L'incident n'a pas de conséquence pour l'environnement ou la sûreté des installations, tout comme celui qui avait entraîné l'arrêt du premier réacteur le 9 avril, a précisé une porte-parole.


Le réacteur numéro deux, a-t-elle expliqué, s'est arrêté automatiquement vendredi à 22h40 après la fermeture intempestive d'une soupape régulant l'arrivée de vapeur sur le turboalternateur, faisant la comparaison avec un disjoncteur.

Des techniciens sont à l'oeuvre. La date de remise en route n'est pas encore déterminée.
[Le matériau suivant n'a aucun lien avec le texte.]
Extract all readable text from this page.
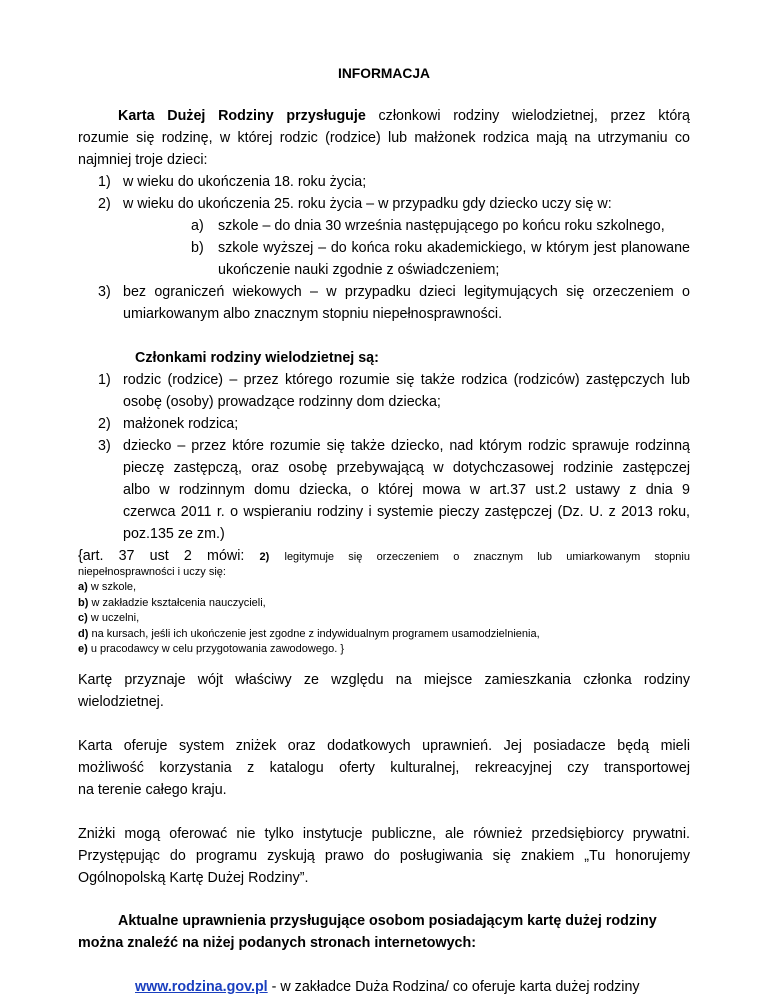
INFORMACJA

Karta Dużej Rodziny przysługuje członkowi rodziny wielodzietnej, przez którą

rozumie się rodzinę, w której rodzic (rodzice) lub małżonek rodzica mają na utrzymaniu co

najmniej troje dzieci:

1) w wieku do ukończenia 18. roku życia;

2) w wieku do ukończenia 25. roku życia – w przypadku gdy dziecko uczy się w:

a) szkole – do dnia 30 września następującego po końcu roku szkolnego,

b) szkole wyższej – do końca roku akademickiego, w którym jest planowane

ukończenie nauki zgodnie z oświadczeniem;

3) bez ograniczeń wiekowych – w przypadku dzieci legitymujących się orzeczeniem o

umiarkowanym albo znacznym stopniu niepełnosprawności.

Członkami rodziny wielodzietnej są:

1) rodzic (rodzice) – przez którego rozumie się także rodzica (rodziców) zastępczych lub

osobę (osoby) prowadzące rodzinny dom dziecka;

2) małżonek rodzica;

3) dziecko – przez które rozumie się także dziecko, nad którym rodzic sprawuje rodzinną

pieczę zastępczą, oraz osobę przebywającą w dotychczasowej rodzinie zastępczej

albo w rodzinnym domu dziecka, o której mowa w art.37 ust.2 ustawy z dnia 9

czerwca 2011 r. o wspieraniu rodziny i systemie pieczy zastępczej (Dz. U. z 2013 roku,

poz.135 ze zm.)

{art. 37 ust 2 mówi: 2) legitymuje się orzeczeniem o znacznym lub umiarkowanym stopniu

niepełnosprawności i uczy się:

a) w szkole,

b) w zakładzie kształcenia nauczycieli,

c) w uczelni,

d) na kursach, jeśli ich ukończenie jest zgodne z indywidualnym programem usamodzielnienia,

e) u pracodawcy w celu przygotowania zawodowego. }

Kartę przyznaje wójt właściwy ze względu na miejsce zamieszkania członka rodziny

wielodzietnej.

Karta oferuje system zniżek oraz dodatkowych uprawnień. Jej posiadacze będą mieli

możliwość korzystania z katalogu oferty kulturalnej, rekreacyjnej czy transportowej

na terenie całego kraju.

Zniżki mogą oferować nie tylko instytucje publiczne, ale również przedsiębiorcy prywatni.

Przystępując do programu zyskują prawo do posługiwania się znakiem „Tu honorujemy

Ogólnopolską Kartę Dużej Rodziny”.

Aktualne uprawnienia przysługujące osobom posiadającym kartę dużej rodziny

można znaleźć na niżej podanych stronach internetowych:

www.rodzina.gov.pl - w zakładce Duża Rodzina/ co oferuje karta dużej rodziny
Le réacteur numéro un de la centrale, la plus vieille de France, est à l'arrêt depuis le 9 avril, quand une fuite avait été détectée sur une tuyauterie d'alimentation en eau.


Le gouvernement a promis de fermer en 2016 la centrale de Fessenheim, qui est située en zone sismique et inondable. Ses deux réacteurs de 900 MW sont en service depuis 1977.

"Nos centrales nucléaires les plus vieilles sont fragiles et il faut les fermer", a déclaré Europe écologie-Les Verts samedi dans un communiqué, dénonçant "l'acharnement thérapeutique de ceux qui voudraient maintenir en activité tous les réacteurs y compris au-delà de leur âge limite".